When you decide to sell your property eventually, your portion of the gain is again not subject to tax, assuming you continue to live there until sale.
But your kid will be responsible for capital gain tax on his 50% ownership. Yikes!
With this arrangement, you can avoid the 1.5% probate, but you lost out on the capital gain tax that could have been easily avoided since you continue to live in the property.
What if you simply add your kid’s name and assign 1% ownership to him?
This type of ownership is considered joint tenant.
Your kid will not automatically get the house when you pass away.
He still owns 1% when you die.
Your share, namely the 99%, will be distributed based on your will. It can all still go to your kid as you initially intended.
Upon death, there’s no capital gain tax on your 99% share, assuming you reside in your property from the beginning.
But your estate is responsible for the probate of 1.5%.
What if it is a rental property?
Rental property is a different ball game. It is an investment property. If you do truly add your kid on title by right of survivorship, you are deemed to have disposed the asset at fair market value.
This also means that you will be liable to pay the capital gain tax at the time when you add your kid’s name on title.
If you purchase a property for $300K, it is worth $500K when you add your kid’s name on title. You are deemed to dispose 50% of the property.
Capital gain = ($500K – $300K) x 50% = $100K
Taxable capital gain is 50% = $100K x 50% = $50K
If your marginal tax rate at the time is 54%, you will be liable for $27K.
Your kid is now required to report ongoing income & expenses from the rental property for his 50% ownership.
At time of death, you will still have a deemed disposition for the 50% you still own.
You can avoid probate of 1.5% but you can’t avoid taxes at death.
If you only give 1% ownership of the rental property to your kid, your kid will only need to report 1% of the income.
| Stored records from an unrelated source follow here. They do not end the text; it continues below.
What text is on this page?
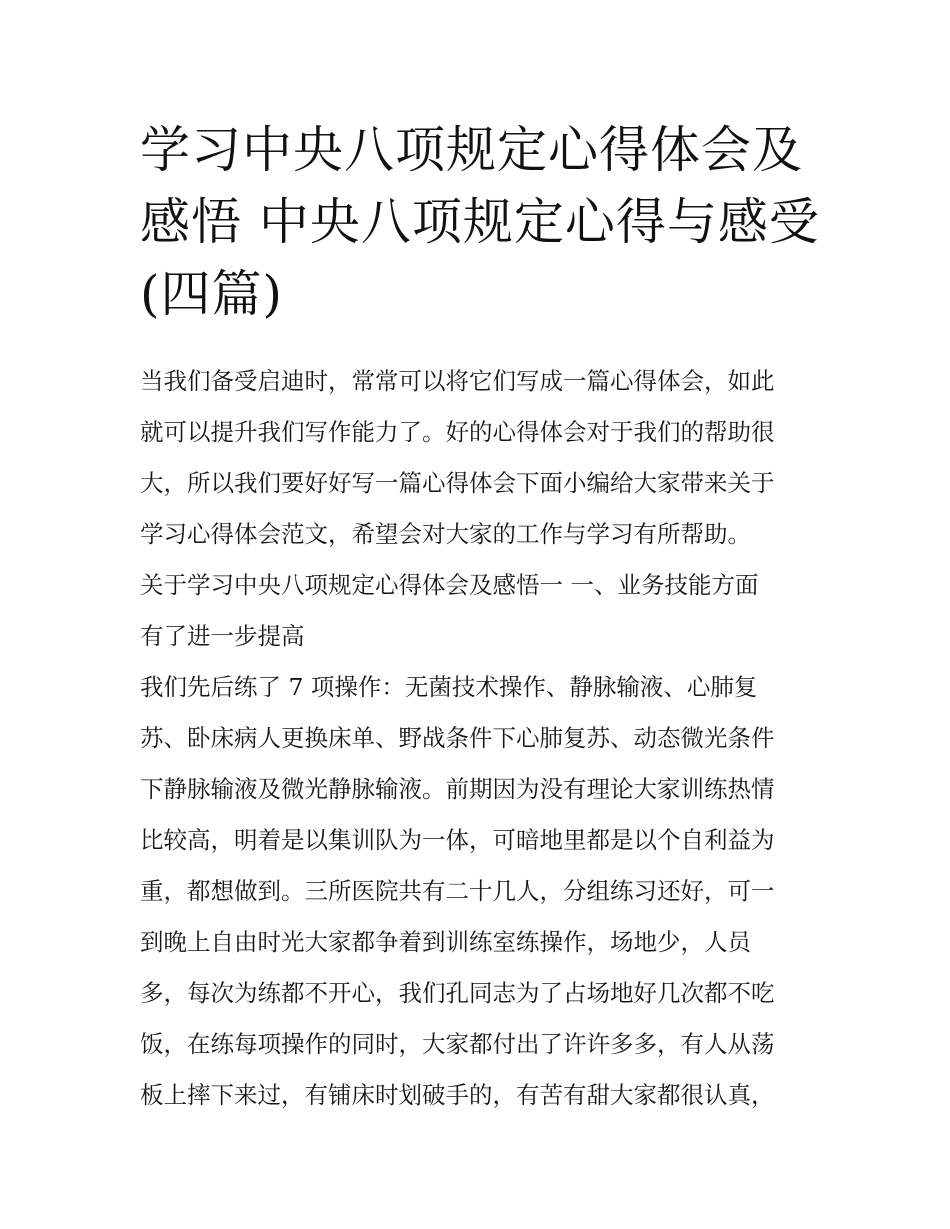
学习中央八项规定心得体会及
感悟 中央八项规定心得与感受
(四篇)
当我们备受启迪时，常常可以将它们写成一篇心得体会，如此
就可以提升我们写作能力了。好的心得体会对于我们的帮助很
大，所以我们要好好写一篇心得体会下面小编给大家带来关于
学习心得体会范文，希望会对大家的工作与学习有所帮助。
关于学习中央八项规定心得体会及感悟一 一、业务技能方面
有了进一步提高
我们先后练了 7 项操作：无菌技术操作、静脉输液、心肺复
苏、卧床病人更换床单、野战条件下心肺复苏、动态微光条件
下静脉输液及微光静脉输液。前期因为没有理论大家训练热情
比较高，明着是以集训队为一体，可暗地里都是以个自利益为
重，都想做到。三所医院共有二十几人，分组练习还好，可一
到晚上自由时光大家都争着到训练室练操作，场地少，人员
多，每次为练都不开心，我们孔同志为了占场地好几次都不吃
饭，在练每项操作的同时，大家都付出了许许多多，有人从荡
板上摔下来过，有铺床时划破手的，有苦有甜大家都很认真，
Your deemed disposition at the time of the transfer is minimal (1% of $100K).
You continue to keep the ownership and reports the income & expense until death.
Deemed disposition still applies upon death. Your estate would still be responsible for the tax liability on deemed disposition.
AND, you cannot avoid probate.
But sometimes it is not as black and white
Many people simply add their kid’s names on title without specifying the type of ownership – right of survivorship (no probate) or joint tenants (probate).
How would the Tax Man know whether you are subject to probate or not?
Our government recently clarifies this for us. If the true beneficial ownership did not change, you cannot avoid probate.
One way to show true beneficial ownership is the tax reporting.
If you continue to report 100% of income and expenses from the rental property, then chances are, you cannot avoid probate since the change of ownership never happens.
If you report 50% deemed disposition and your son starts to report 50% of the income & expenses from the rental property, it is good evidence that you can avoid probate.
Morale of the story, the Tax Man is always there to get his share. Make sure you consult a tax professional before “simply adding your kids’ names to the account”.